I definitely don’t want to come across as too cynical or self serving, given the fact that I currently live in Europe but earn in Dollars. And yes, a weaker Euro does benefit my lavish lifestyle as it affords me increased buying power. I shouldn’t complain too much as living cost over here in Spain are considerably lower than back in the States, and don’t even get me started on real estate or health care.
That said it never made sense to me that the Euro was trading at a premium against the Dollar as the entire continent has effectively turned itself into one big smoking political powder keg over the past few years. I can barely glance at the news here in Europe without shaking my head in utter disbelief.
So I just don’t see how the European Union and by extension the Euro currency, as it is managed today, will be able to survive the coming decade. But I’m pretty damn sure the ole’ greenback will still be there, irrespective of the perma-bearish smut you may be secrectly reading over on ZeroEdge (yes, you know who you are).

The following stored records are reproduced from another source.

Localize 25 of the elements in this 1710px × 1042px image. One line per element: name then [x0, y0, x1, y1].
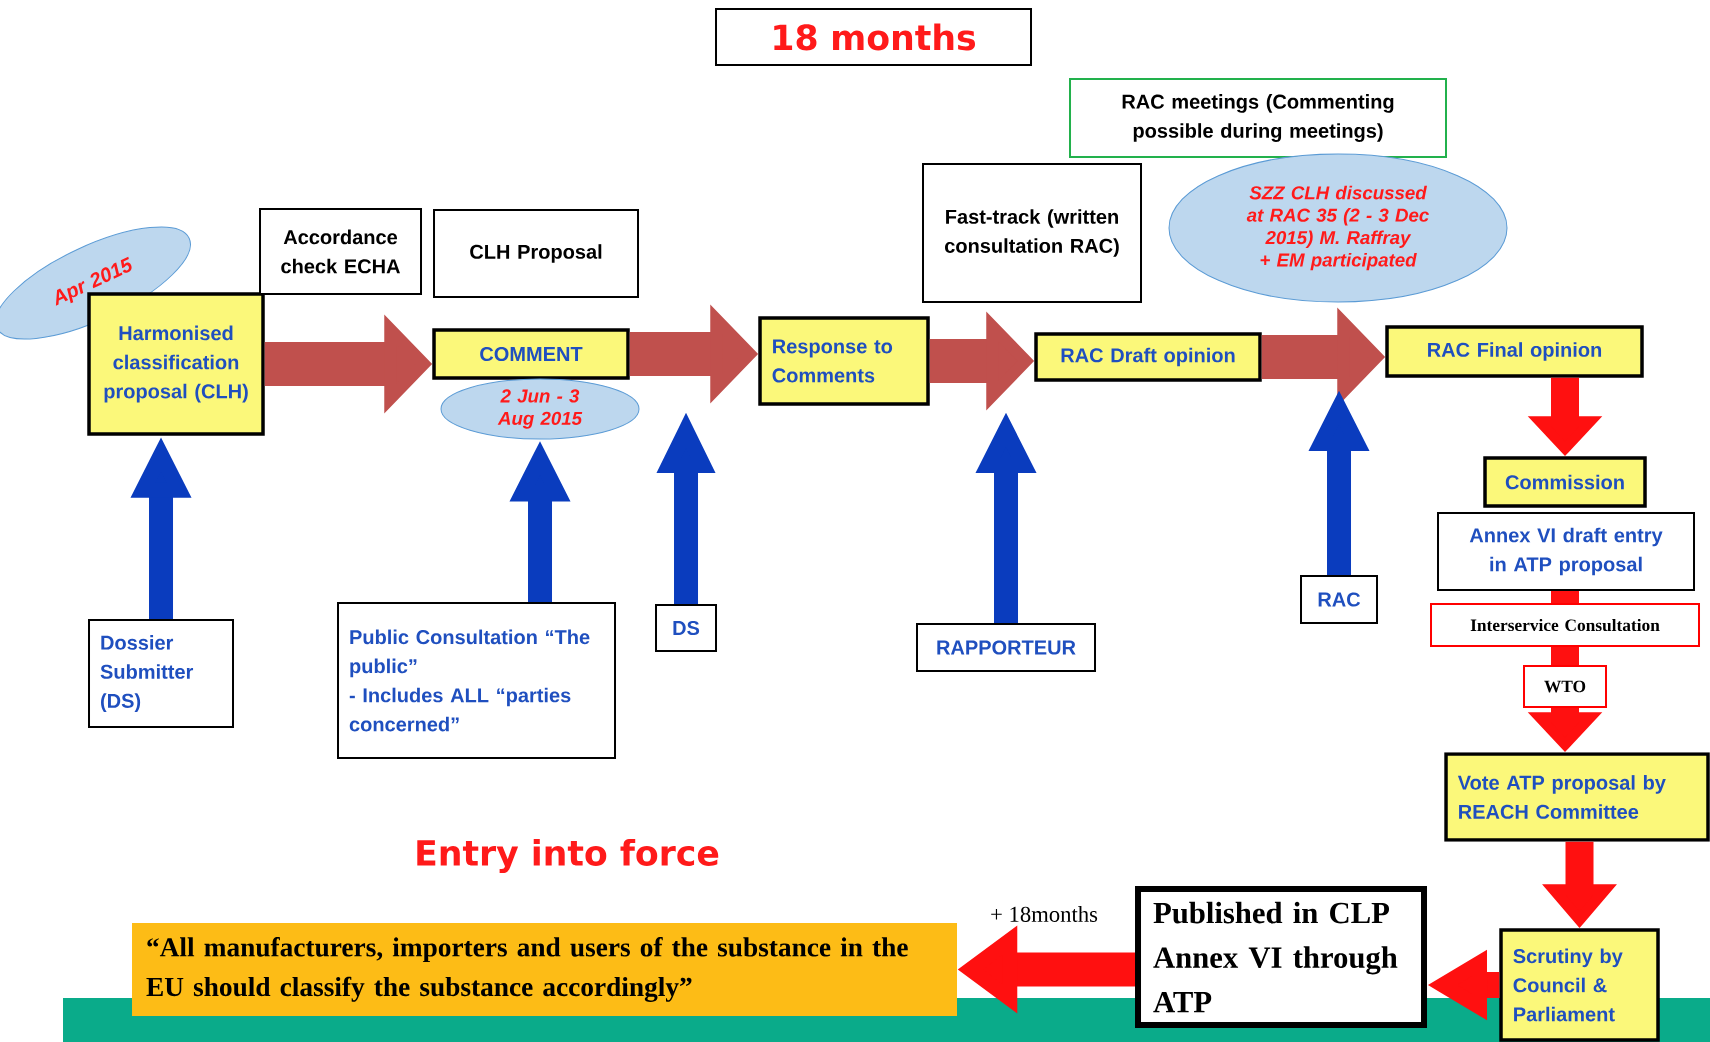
actor-box: Dossier Submitter (DS)	[88, 619, 234, 728]
actor-box: DS	[655, 604, 717, 652]
process-box: Commission	[1483, 456, 1647, 508]
actor-box: Public Consultation “The public” - Includes ALL “parties concerned”	[337, 602, 616, 759]
process-box: RAC Final opinion	[1385, 325, 1644, 378]
process-box: Harmonised classification proposal (CLH)	[87, 292, 265, 436]
step-box: WTO	[1523, 665, 1607, 708]
process-box: Scrutiny by Council & Parliament	[1499, 928, 1660, 1042]
step-box: Fast-track (written consultation RAC)	[922, 163, 1142, 303]
process-box: Annex VI draft entry in ATP proposal	[1437, 512, 1695, 591]
quote-box: “All manufacturers, importers and users of the substance in the EU should classify the substance accordingly”	[132, 923, 957, 1016]
process-box: Published in CLP Annex VI through ATP	[1135, 886, 1427, 1028]
process-box: COMMENT	[432, 328, 630, 380]
step-box: Interservice Consultation	[1430, 603, 1700, 647]
actor-box: RAPPORTEUR	[916, 623, 1096, 672]
process-box: Vote ATP proposal by REACH Committee	[1444, 752, 1710, 842]
edge-label: + 18months	[991, 906, 1098, 922]
title-box: 18 months	[715, 8, 1032, 66]
note-box: RAC meetings (Commenting possible during meetings)	[1069, 78, 1447, 158]
actor-box: RAC	[1300, 575, 1378, 624]
process-box: RAC Draft opinion	[1034, 332, 1262, 382]
step-box: CLH Proposal	[433, 209, 639, 298]
step-box: Accordance check ECHA	[259, 208, 422, 295]
process-box: Response to Comments	[758, 316, 930, 406]
heading-text: Entry into force	[417, 839, 719, 873]
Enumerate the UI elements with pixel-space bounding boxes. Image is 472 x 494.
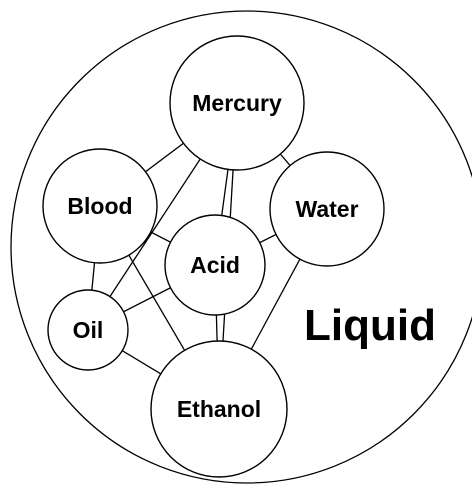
node-blood: Blood — [42, 148, 158, 264]
node-water: Water — [269, 151, 385, 267]
node-label-ethanol: Ethanol — [177, 396, 261, 422]
node-label-blood: Blood — [67, 193, 132, 219]
node-ethanol: Ethanol — [150, 340, 288, 478]
node-circle-acid — [164, 214, 266, 316]
node-label-acid: Acid — [190, 252, 240, 278]
node-circle-ethanol — [150, 340, 288, 478]
node-label-mercury: Mercury — [192, 90, 282, 116]
node-acid: Acid — [164, 214, 266, 316]
node-label-oil: Oil — [73, 317, 104, 343]
node-circle-water — [269, 151, 385, 267]
node-circle-blood — [42, 148, 158, 264]
node-circle-mercury — [169, 35, 305, 171]
node-oil: Oil — [47, 289, 129, 371]
node-mercury: Mercury — [169, 35, 305, 171]
container-label: Liquid — [304, 301, 436, 350]
node-label-water: Water — [295, 196, 358, 222]
node-circle-oil — [47, 289, 129, 371]
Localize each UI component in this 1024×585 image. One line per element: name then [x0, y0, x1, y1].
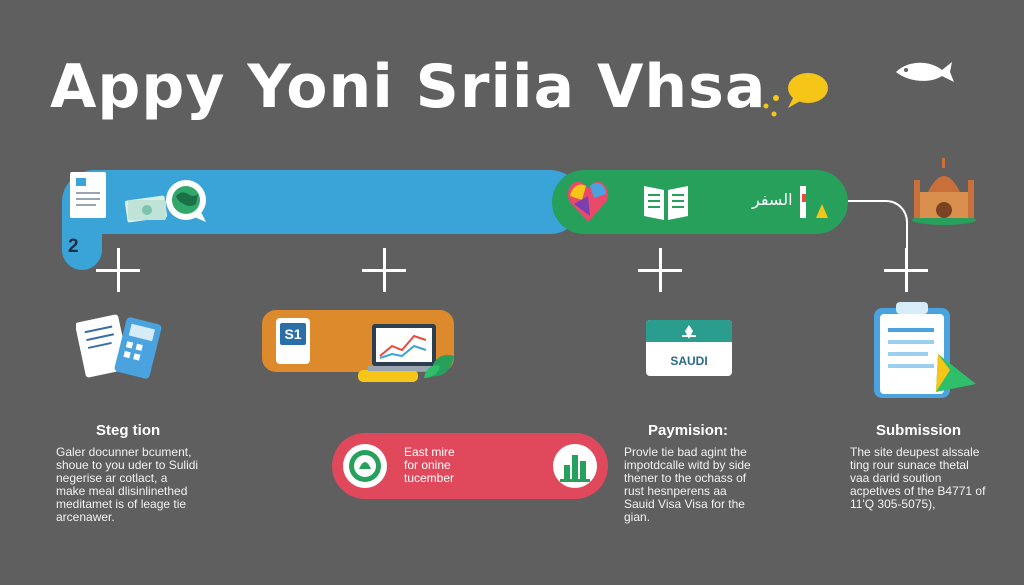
documents-icon [70, 172, 106, 218]
step1-heading: Steg tion [96, 422, 161, 439]
step1-body: Galer docunner bcument, shoue to you ude… [56, 445, 199, 524]
plus-marker-3 [638, 248, 682, 292]
city-skyline-icon [553, 444, 597, 488]
chat-bubble-icon [763, 73, 828, 117]
page-title: Appy Yoni Sriia Vhsa [50, 52, 767, 122]
document-calculator-icon [76, 314, 162, 379]
fish-icon [896, 62, 954, 82]
mosque-icon [912, 158, 976, 225]
step3-heading: Paymision: [648, 422, 729, 439]
clipboard-check-icon [874, 302, 976, 398]
cash-icon [124, 195, 168, 223]
plus-marker-4 [884, 248, 928, 292]
step4-body: The site deupest alssale ting rour sunac… [850, 445, 986, 511]
seal-icon [343, 444, 387, 488]
landmark-icon [800, 186, 828, 218]
step3-body: Provle tie bad agint the impotdcalle wit… [624, 445, 751, 524]
laptop-chart-icon [358, 324, 454, 382]
s1-badge: S1 [276, 318, 310, 364]
globe-chat-icon [166, 180, 206, 222]
heart-map-icon [567, 181, 609, 222]
step4-heading: Submission [876, 422, 962, 439]
book-icon [644, 186, 688, 220]
plus-marker-2 [362, 248, 406, 292]
emblem-icon [682, 325, 696, 339]
s1-badge-label: S1 [280, 323, 306, 345]
saudi-card-label: SAUDI [670, 354, 708, 368]
saudi-card: SAUDI [646, 320, 732, 376]
arabic-label: السفر [752, 190, 793, 209]
callout-text: East mire for onine tucember [404, 445, 455, 485]
plus-marker-1 [96, 248, 140, 292]
connector-line [848, 200, 908, 266]
step-number: 2 [68, 236, 79, 257]
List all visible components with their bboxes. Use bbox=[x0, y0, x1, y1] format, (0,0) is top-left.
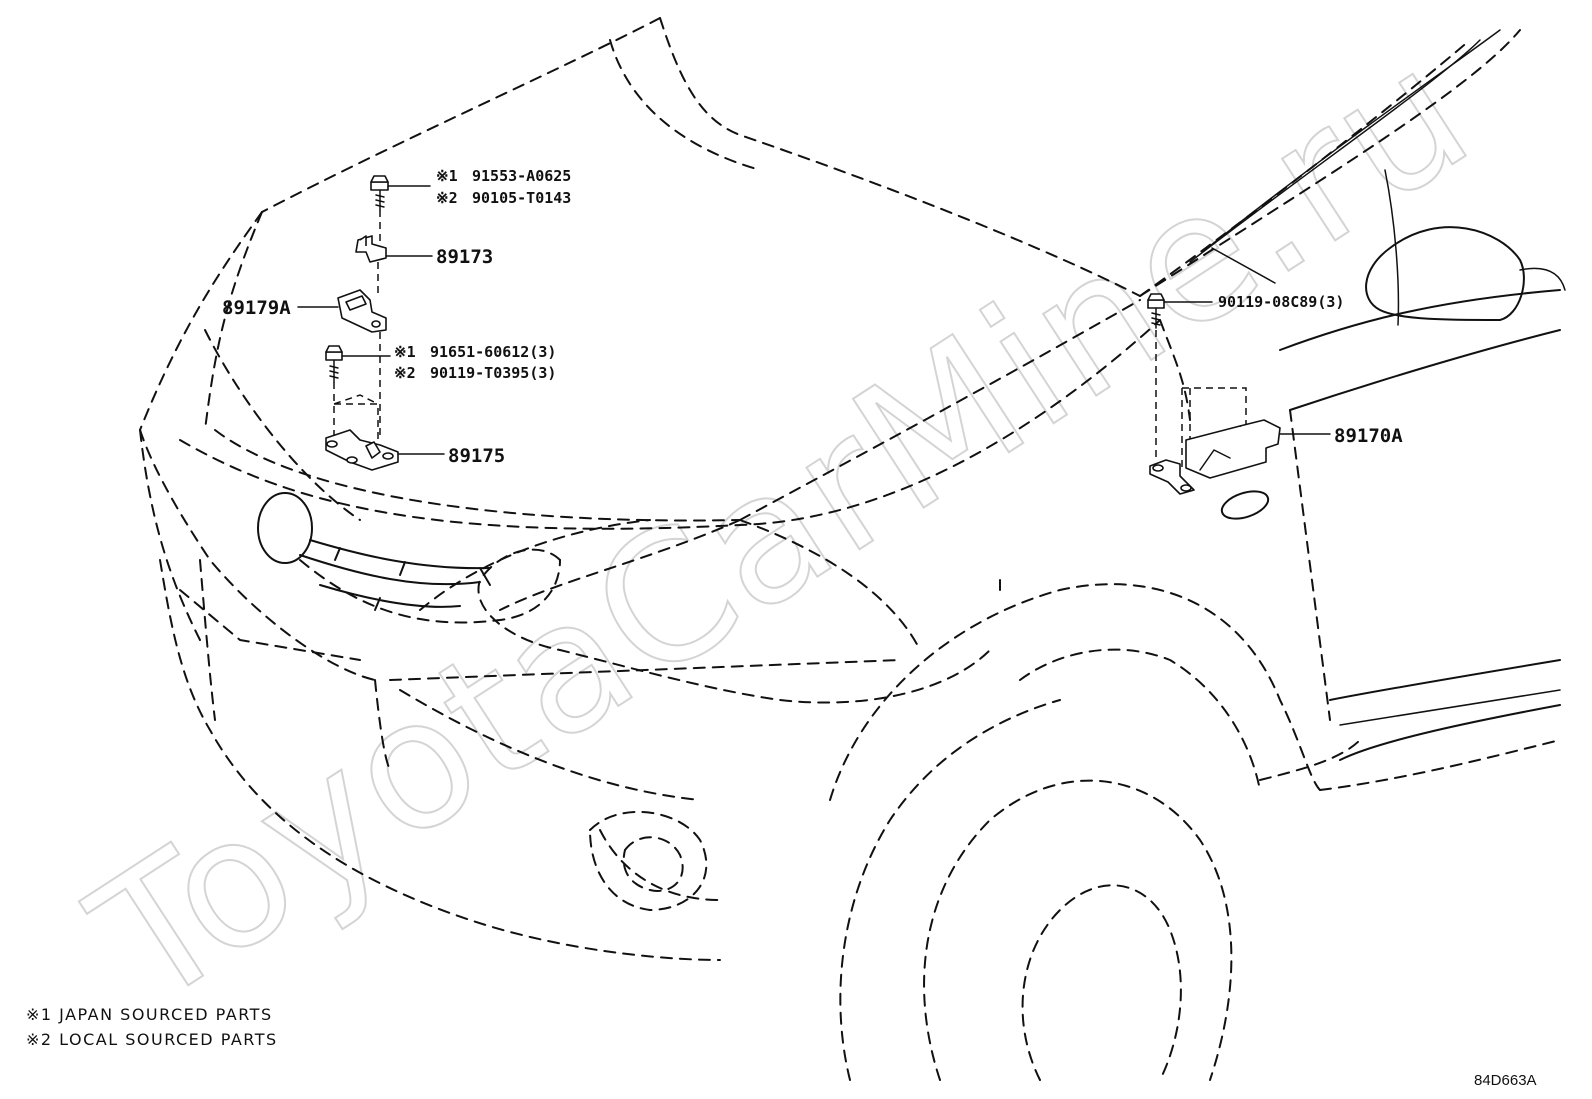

Okay back in the here and now – we have a picture perfect inverse H&S pattern on the EUR/USD including a complementary fake out dip below the 100-hour SMA. The spike low it produced would have been a nice entry earlier today but like most of you I require sleep.
So I’ll be looking for a possible retest which unfortunately is looking less and less probable. The highest odds at this point support a little short squeeze higher until investors find another reason to be worried about Italy.
Interestingly the USD/JPY is not showing any weakness and has advanced to about the 0.5R mark in my long campaign. Too early to advance my stop to break/even and thus far it remains < 108.113.
Despite momentary Dollar weakness a falling Yen of course has imposed drag on precious metals, and in particular gold. As you recall I’m positioned long here as I decided to pit gold versus the Yen last week. So effectively I’m net neutral between those two and am waiting for a decisive break out on either side.
The E-Mini is finally advancing > overhead resistance and if it can hold the line we ought to be positioned for continuation higher. Yes, there may be another retest of the 100-day SMA, which would be a great long entry opportunity, and that’s probably why we won’t get it 😉
Bonds have pulled back quite a bit and after rolling into the September contract I’m now waiting for a more pronounced floor pattern on the hourly panel. The daily panel is coming into focus now as the 100-day SMA is about to flatten out while the 100-day Bollinger is starting to compress. This should get really interesting come early summer.
What Happened To Spring?
Speaking of which, the weather has been miserable most of last weekend and with summer and with the summer vacation season starting this month I am beginning to wonder what the heck happened to spring. We didn’t really have one this year and from what I’ve seen online the weather has been equally disappointing in the United States. Crappy tape mixed with crappy weather. I hope the second half of the year will be a bit more fun.